Imagine you're seven years old.
It's a few days into second grade and you're finally feeling at home. First grade was a rough year for you. Your mom bought you the 24-pack of crayons while the rest of the class had the 48-pack. Your stupid limited color supply didn't even have Macaroni Yellow. What gives?
But one day, out of nowhere, your parents sit you and your two siblings down and break the news you're moving to a new house in a new town with new people. Your dad took a new job that promised to be a greater opportunity for your family.
Then a year after settling in to your new town, dad's work moves your family again. And now, in your third house in as many years, you've got no friends and no sense of assurance if you'll ever stay grounded in one home for more than one year at a time. That's no way for a child to grow up.
Well, the Sixers assured their fan base they'll be grounded in their franchise building plan for another year on Thursday night. No, not by drafting Joel Embiid and Dario Saric and again preaching patience, but by keeping Rookie of the Year Michael Carter-Williams in Philly.
Draft Night Redux
Draft Night Redux
After trading their lone All-Stars in Andre Iguodala and Jrue Holiday in subsequent years, the Sixers very well could have swapped MCW for an additional first round pick. You saw him on ESPN's broadcast, he was walking on basketball-sized eggshells in the Barclays Center. Whoever forced that man to take a picture with Elfrid Payton, the youngster whom MCW likely thought was his replacement, deserves to be locked in a sweltering hot basement, forced to watch Andy Reid press conferences on a never-ending loop with only filthy, warm water to drink.

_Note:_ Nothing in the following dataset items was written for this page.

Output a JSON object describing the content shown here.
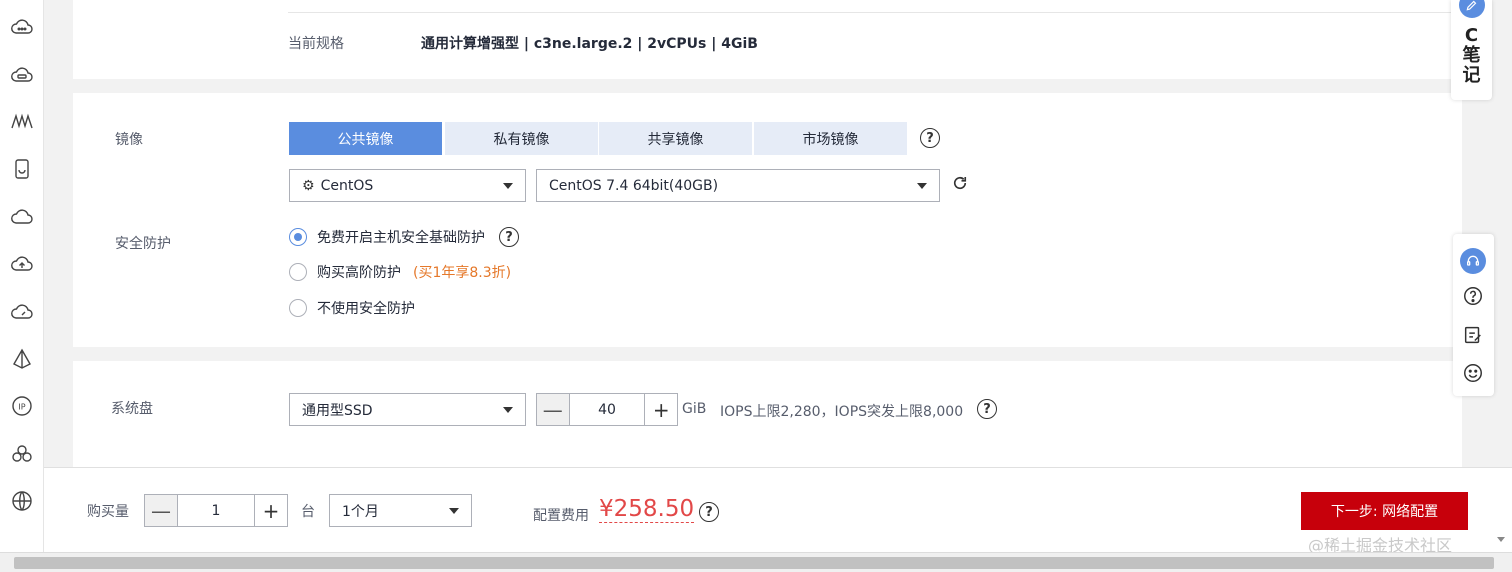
{
  "spec": {
    "label": "当前规格",
    "value": "通用计算增强型 | c3ne.large.2 | 2vCPUs | 4GiB"
  },
  "image": {
    "label": "镜像",
    "tabs": [
      "公共镜像",
      "私有镜像",
      "共享镜像",
      "市场镜像"
    ],
    "os_select": "CentOS",
    "version_select": "CentOS 7.4 64bit(40GB)"
  },
  "security": {
    "label": "安全防护",
    "options": [
      "免费开启主机安全基础防护",
      "购买高阶防护",
      "不使用安全防护"
    ],
    "promo": "(买1年享8.3折)",
    "selected_index": 0
  },
  "disk": {
    "label": "系统盘",
    "type_select": "通用型SSD",
    "size": "40",
    "unit": "GiB",
    "iops": "IOPS上限2,280，IOPS突发上限8,000"
  },
  "bottom": {
    "quantity_label": "购买量",
    "quantity": "1",
    "quantity_unit": "台",
    "duration": "1个月",
    "cost_label": "配置费用",
    "price": "¥258.50",
    "next_button": "下一步: 网络配置"
  },
  "note": {
    "text_line1": "C",
    "text_line2": "笔",
    "text_line3": "记"
  },
  "help_glyph": "?",
  "stepper": {
    "minus": "—",
    "plus": "+"
  },
  "watermark": "@稀土掘金技术社区",
  "colors": {
    "accent": "#5a8ddf",
    "primary_button": "#c7000b",
    "price": "#e24848",
    "promo": "#e5782a"
  }
}
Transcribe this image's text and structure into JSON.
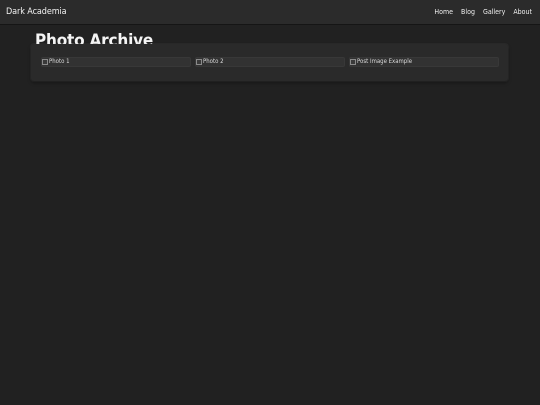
{
  "header": {
    "brand": "Dark Academia",
    "nav": [
      "Home",
      "Blog",
      "Gallery",
      "About"
    ]
  },
  "main": {
    "title": "Photo Archive",
    "photos": [
      {
        "alt": "Photo 1"
      },
      {
        "alt": "Photo 2"
      },
      {
        "alt": "Post Image Example"
      }
    ]
  },
  "colors": {
    "background": "#212121",
    "topbar": "#2b2b2b",
    "panel": "#2a2a2a",
    "text": "#f2f2f2"
  }
}
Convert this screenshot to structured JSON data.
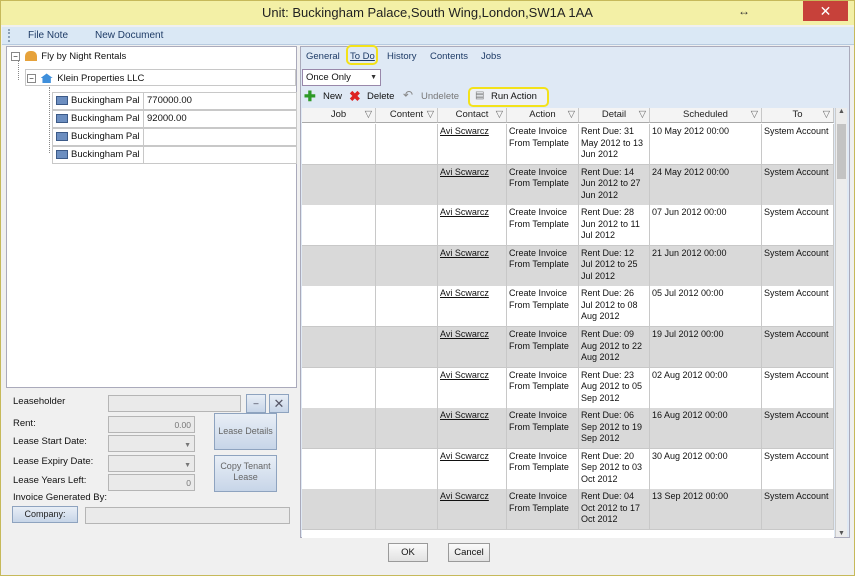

This by no means assures MCW will remain a Sixer. While pursuing trade options for Thaddeus Young this season, Hinkie could feasibly receive an offer that includes dealing him at a price far greater than he deems him worth. And then this article will be irrelevant.
But right now, with the fanbase seemingly split in half on whether to wholeheartedly believe in "the process", keeping MCW as the point guard of this franchise is vital for this city's sanity. Next season won't be nearly as tumultuous as last. Today's haters are severely underrating how exciting it will be to see a fully healthy, eager Nerlens Noel racing up and down the floor. Still, MCW, despite all his deficiencies, has proven to be a rock that can shoulder a tanktastic load for an entire 82 games.
He handles the media with class and poise. He never takes credit for anything on the court, always deferring his success to his teammates and his coaches. I've heard some in the organization question his leadership capabilities through thick and thin, but nobody within the 76ers has strong doubts about the kid's mental toughness and work ethic.
MCW is the guy you want on your "Building the Next Thing for Philadelphia" blueprint handout to potential season ticket holders. Having a solid point guard is likely the most recognizable building block to the casual fan.
And that role is his most important: Being a floor general. We can talk about Embiid and Noel and Pierre Jackson and K.J. McDaniels and even Hollis Thompson's developments as keys to the Sixers' future championship aspirations, but those players' progressions ultimately hinge on how well MCW can orchestrate Brett Brown's offense. Even in this age of two-point guard sets, your primary ball handler truly sets the tone for your team on the court.
Just look at how lacking at the point guard position killed the Miami Heat in the Finals.
MCW is crucial to the Sixers' future no matter if you thought or still think Dante Exum will be a better point guard one day. Keeping MCW in Philly sends a message to the entire organization: we're not moving to another house in another town for the third-straight year, we're planting our flag here.
Sure, MCW still isn't 100 percent safe, but as Hinkie said in Friday's presser: "We talked about that last year with Michael: We feel like he's a player we can grow with and we still feel that way."